In that case, however, the HIE only had to cover hospitals in the same city and state. State borders pose a problem for exchanging data, with variations created by each state’s different standards or the rate of participation in their HIE. This adds technical issues, Novak and Schaffzin said, along with the legal issues of protecting and securing health information following a disaster.
Governance can also be an issue. A lead agency has to take on HIE-related activities in an emergency and a common problem in disaster preparedness, Schaffzin said, is sorting out issues like that in advance.
“None of us should be meeting for the first time during a disaster,” he said.

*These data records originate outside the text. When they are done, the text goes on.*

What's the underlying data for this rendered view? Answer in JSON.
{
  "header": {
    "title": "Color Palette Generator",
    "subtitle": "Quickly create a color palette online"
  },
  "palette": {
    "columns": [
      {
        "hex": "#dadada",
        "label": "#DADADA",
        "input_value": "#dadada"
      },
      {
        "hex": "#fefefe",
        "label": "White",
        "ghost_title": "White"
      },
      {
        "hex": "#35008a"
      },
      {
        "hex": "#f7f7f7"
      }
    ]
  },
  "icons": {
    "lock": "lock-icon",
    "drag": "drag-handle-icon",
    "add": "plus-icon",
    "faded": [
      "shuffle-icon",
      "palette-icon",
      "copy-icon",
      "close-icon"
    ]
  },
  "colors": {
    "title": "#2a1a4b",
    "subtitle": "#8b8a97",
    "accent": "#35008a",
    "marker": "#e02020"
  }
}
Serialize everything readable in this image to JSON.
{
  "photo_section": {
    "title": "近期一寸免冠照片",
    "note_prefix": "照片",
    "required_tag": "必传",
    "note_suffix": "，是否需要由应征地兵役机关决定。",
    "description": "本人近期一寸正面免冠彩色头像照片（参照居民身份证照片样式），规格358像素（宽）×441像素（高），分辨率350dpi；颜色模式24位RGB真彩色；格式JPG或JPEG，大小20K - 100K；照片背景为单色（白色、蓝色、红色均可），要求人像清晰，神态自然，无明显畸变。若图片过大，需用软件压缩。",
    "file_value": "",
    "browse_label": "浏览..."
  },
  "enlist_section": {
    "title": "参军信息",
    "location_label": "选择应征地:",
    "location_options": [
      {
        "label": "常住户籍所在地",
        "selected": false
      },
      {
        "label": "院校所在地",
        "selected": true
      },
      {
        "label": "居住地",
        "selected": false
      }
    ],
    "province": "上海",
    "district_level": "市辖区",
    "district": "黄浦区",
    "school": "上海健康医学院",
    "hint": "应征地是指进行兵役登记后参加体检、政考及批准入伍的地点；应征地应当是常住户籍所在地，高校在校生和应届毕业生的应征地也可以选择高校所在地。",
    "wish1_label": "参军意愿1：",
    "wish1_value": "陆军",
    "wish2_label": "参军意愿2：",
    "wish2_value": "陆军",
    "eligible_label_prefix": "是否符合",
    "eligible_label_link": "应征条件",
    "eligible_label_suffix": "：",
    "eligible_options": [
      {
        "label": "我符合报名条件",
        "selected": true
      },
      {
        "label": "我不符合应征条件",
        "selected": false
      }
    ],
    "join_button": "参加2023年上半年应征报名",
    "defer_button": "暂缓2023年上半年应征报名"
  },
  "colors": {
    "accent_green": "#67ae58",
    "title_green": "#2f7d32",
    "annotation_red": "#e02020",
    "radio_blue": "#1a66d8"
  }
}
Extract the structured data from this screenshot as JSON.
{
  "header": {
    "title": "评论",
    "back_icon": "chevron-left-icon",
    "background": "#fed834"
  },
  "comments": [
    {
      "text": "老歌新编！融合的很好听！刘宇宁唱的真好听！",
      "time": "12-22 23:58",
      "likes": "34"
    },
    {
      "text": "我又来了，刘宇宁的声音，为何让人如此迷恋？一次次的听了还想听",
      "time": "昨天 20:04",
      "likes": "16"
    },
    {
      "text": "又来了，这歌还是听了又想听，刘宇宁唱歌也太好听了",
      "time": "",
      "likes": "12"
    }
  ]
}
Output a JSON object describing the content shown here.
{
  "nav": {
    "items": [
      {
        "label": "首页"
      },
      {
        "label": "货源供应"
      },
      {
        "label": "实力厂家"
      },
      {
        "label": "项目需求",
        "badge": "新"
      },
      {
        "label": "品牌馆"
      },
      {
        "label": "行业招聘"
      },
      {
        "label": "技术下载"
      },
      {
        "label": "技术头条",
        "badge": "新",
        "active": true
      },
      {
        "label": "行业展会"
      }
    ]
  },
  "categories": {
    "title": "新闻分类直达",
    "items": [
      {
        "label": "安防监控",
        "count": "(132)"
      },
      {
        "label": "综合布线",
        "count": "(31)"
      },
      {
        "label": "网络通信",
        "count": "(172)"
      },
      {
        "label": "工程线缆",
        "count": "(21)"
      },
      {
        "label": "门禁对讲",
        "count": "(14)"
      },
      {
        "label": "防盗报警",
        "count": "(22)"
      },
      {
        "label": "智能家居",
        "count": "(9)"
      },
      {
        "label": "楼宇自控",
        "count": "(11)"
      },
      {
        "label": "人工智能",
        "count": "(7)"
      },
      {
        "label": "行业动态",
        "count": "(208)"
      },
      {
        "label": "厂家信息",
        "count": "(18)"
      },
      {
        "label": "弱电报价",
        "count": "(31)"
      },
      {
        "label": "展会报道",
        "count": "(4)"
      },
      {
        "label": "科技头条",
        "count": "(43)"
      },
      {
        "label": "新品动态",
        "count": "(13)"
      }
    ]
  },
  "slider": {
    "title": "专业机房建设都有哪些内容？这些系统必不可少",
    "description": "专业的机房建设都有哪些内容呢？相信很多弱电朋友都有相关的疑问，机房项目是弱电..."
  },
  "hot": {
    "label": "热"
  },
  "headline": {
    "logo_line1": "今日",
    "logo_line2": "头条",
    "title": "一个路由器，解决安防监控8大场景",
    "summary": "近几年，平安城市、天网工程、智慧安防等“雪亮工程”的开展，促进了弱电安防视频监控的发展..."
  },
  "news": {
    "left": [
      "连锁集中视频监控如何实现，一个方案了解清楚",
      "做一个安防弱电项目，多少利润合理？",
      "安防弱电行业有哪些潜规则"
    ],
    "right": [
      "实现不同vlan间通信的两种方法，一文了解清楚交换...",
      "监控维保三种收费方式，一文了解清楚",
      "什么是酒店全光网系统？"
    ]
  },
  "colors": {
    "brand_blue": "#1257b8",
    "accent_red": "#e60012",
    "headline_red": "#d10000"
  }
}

Broadly speaking, Schaffzin said those involved in disaster response need to improve their communication and use of existing resources, ensure data is protected but available outside the disaster zone and overcome any policy barriers to developing interstate agreements—like a mutual aid memorandum of understanding (MOU).
Some states already have more successful models in place. One example is California’s PULSE (Patient Unified Lookup System for Emergencies) program. Targeted at anyone experiencing a medical or trauma emergency or displaced by a disaster, it includes both a web portal for providers and practices and a message broker system.
It’s worked so well that Schaffzin and Novak believe it will be built out nationwide and connected to Carequality, a national HIE network. Local agencies, however, will still need to be prepared to respond to the disasters and not rely on federal resources to make proper use of the HIE.
“Everything starts locally and should be ending locally as well,” Schaffzin said.